THE JOURNAL
Photograph from Issue No.6, November 2006. Photograph by Mr Daido Moriyama, courtesy of Thames & Hudson
A look at the pioneering pictures of Mr Daidō Moriyama.
“As far as I’m concerned, I’ve been wandering around the streets for as long as I can remember,” wrote Mr Daidō Moriyama in 2010. “Regardless of everything that might have happened in the 20 years before I picked up a camera, and then in the 50 years with a camera that followed, I spent most of my time out on the streets, and that’s where I am still hanging around today.”
This statement is very much borne out in the Japanese master of street photography’s latest book, Record, an overview of his self-published journal of the same name. Record (Kiroku in Japanese) folded in 1973 after just five issues because of ballooning production costs, but was revived more than 30 years later in 2006, and is still going today.
In the book, which comprises the first 30 volumes of Record, Mr Moriyama travels the world, visiting everywhere from Osaka’s neon-soaked backstreets to mescaline-scented alleyways in Manhattan and snowy, desolate roads in Sapporo and São Paulo, Taipei and Morocco. But his most iconic images depict the chaotic heart of Tokyo. Photographing the city is a task Mr Moriyama likens to “a caterpillar crossing the Sahara”. In an issue of Record from 2007, he writes: “Though I have lived some 47 years in Tokyo, I could hardly say I know the city well.”

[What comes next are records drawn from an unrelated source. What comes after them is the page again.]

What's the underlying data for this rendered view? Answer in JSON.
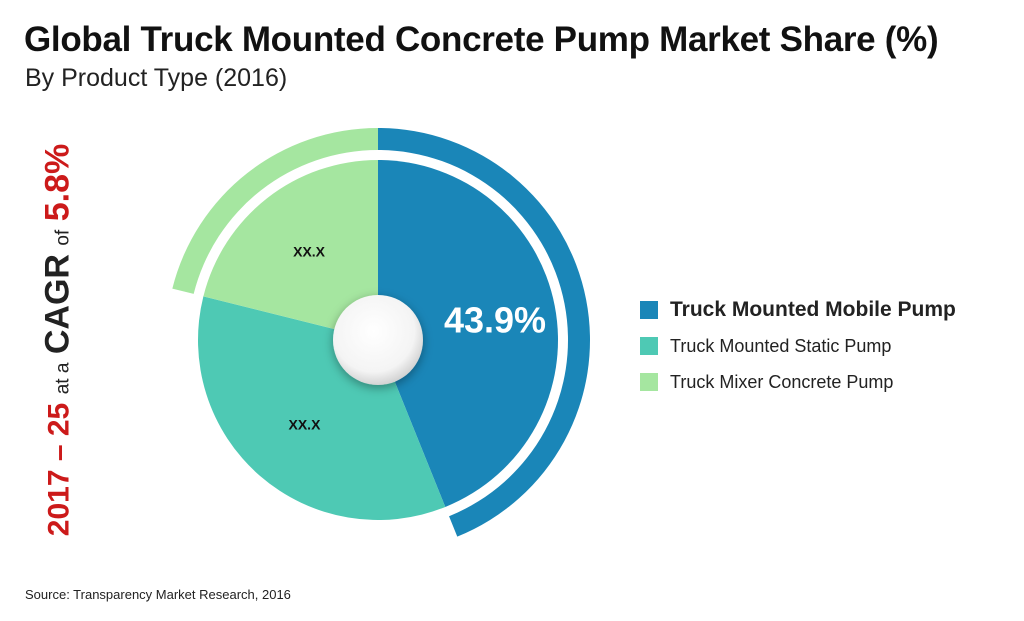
{
  "title": "Global Truck Mounted Concrete Pump Market Share (%)",
  "subtitle": "By Product Type (2016)",
  "cagr": {
    "period": "2017 – 25",
    "at_a": "at a",
    "cagr_word": "CAGR",
    "of_word": "of",
    "rate": "5.8%"
  },
  "source": "Source: Transparency Market Research, 2016",
  "colors": {
    "mobile": "#1a86b8",
    "static": "#4ec9b4",
    "mixer": "#a5e6a0",
    "accent": "#cc1a1a"
  },
  "chart_data": {
    "type": "pie",
    "title": "Global Truck Mounted Concrete Pump Market Share (%)",
    "subtitle": "By Product Type (2016)",
    "categories": [
      "Truck Mounted Mobile Pump",
      "Truck Mounted Static Pump",
      "Truck Mixer Concrete Pump"
    ],
    "values": [
      43.9,
      35.0,
      21.1
    ],
    "labels": [
      "43.9%",
      "XX.X",
      "XX.X"
    ],
    "legend_position": "right",
    "highlighted": "Truck Mounted Mobile Pump"
  }
}
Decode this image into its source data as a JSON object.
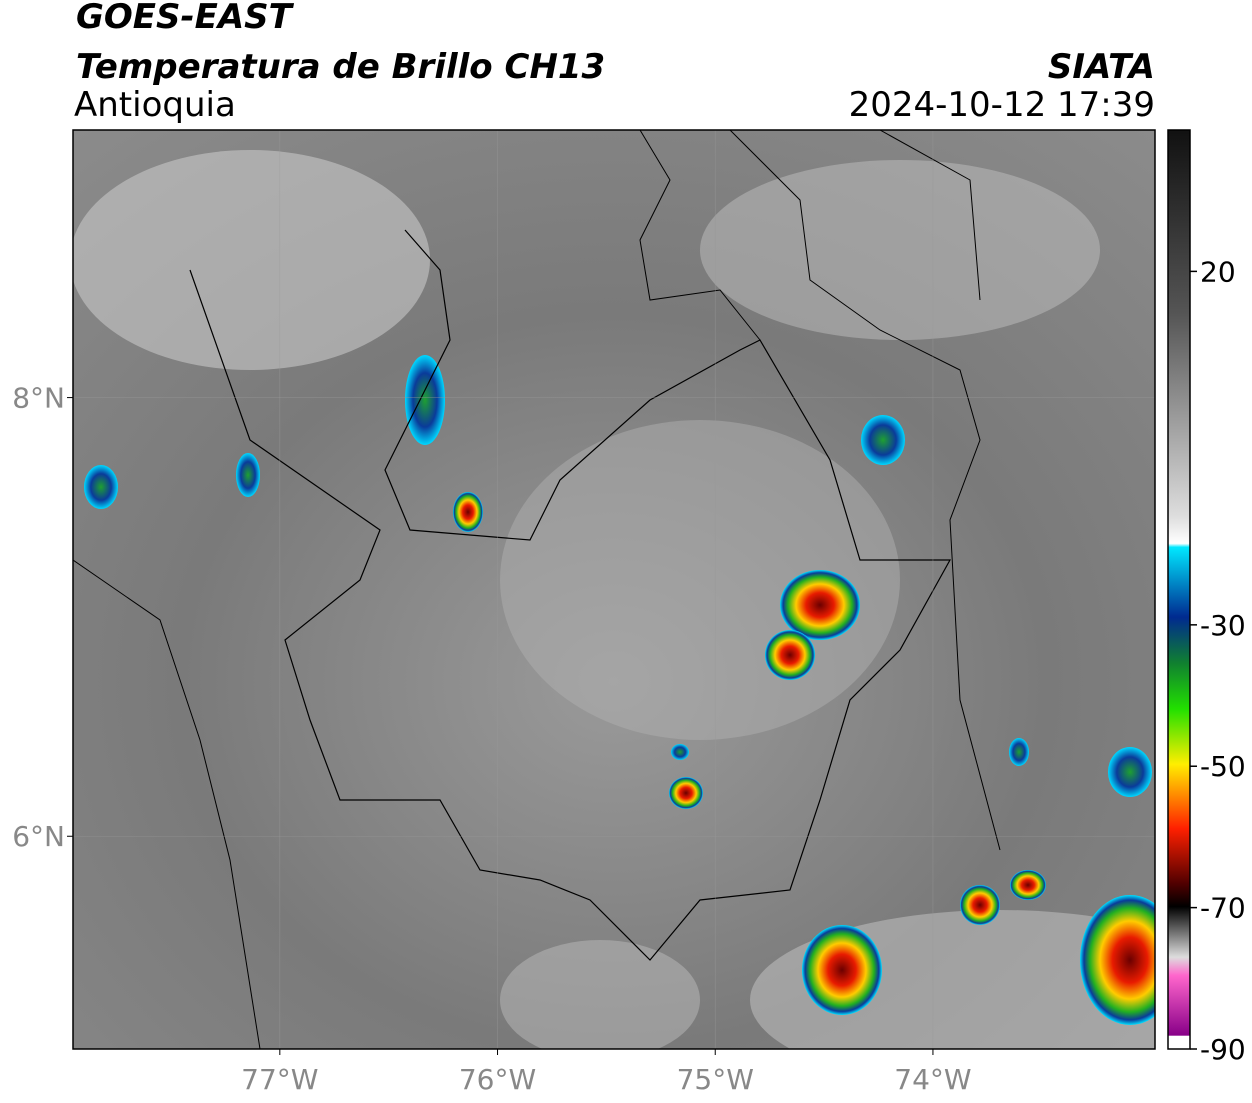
{
  "header": {
    "title": "GOES-EAST",
    "subtitle": "Temperatura de Brillo CH13",
    "region": "Antioquia",
    "source": "SIATA",
    "datetime": "2024-10-12 17:39"
  },
  "map": {
    "xlim": [
      -77.95,
      -72.98
    ],
    "ylim": [
      5.03,
      9.22
    ],
    "xticks": [
      {
        "value": -77,
        "label": "77°W"
      },
      {
        "value": -76,
        "label": "76°W"
      },
      {
        "value": -75,
        "label": "75°W"
      },
      {
        "value": -74,
        "label": "74°W"
      }
    ],
    "yticks": [
      {
        "value": 8,
        "label": "8°N"
      },
      {
        "value": 6,
        "label": "6°N"
      }
    ]
  },
  "colorbar": {
    "lim": [
      -90,
      40
    ],
    "ticks": [
      20,
      -30,
      -50,
      -70,
      -90
    ]
  }
}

Photograph from Issue No.26, July 2014. Photograph by Daido Moriyama, courtesy of Thames & Hudson
Alongside Mr Moriyama’s photographs, Record catalogues his candid reflections on what it is to be a flâneur, a topic that has been pondered upon by Messrs Walter Benjamin and Charles Baudelaire. Mr Moriyama may be somewhat less forthcoming – the introduction to each issue is a short paragraph – but that doesn’t make his words any less resonant for those with a wandering spirit. “It seems that such an innate propensity urges me – someone who desires human company yet is a misanthrope at heart – to go out with a camera in hand and to mix with the crowd day in and day out,” he writes in the introduction to the September 2010 issue. “When I break off from my usual miscellany of worldly thoughts and take pictures on unfamiliar streets of people with whom I’m unacquainted, every time I am stimulated, even thrilled, by my self-consciousness.”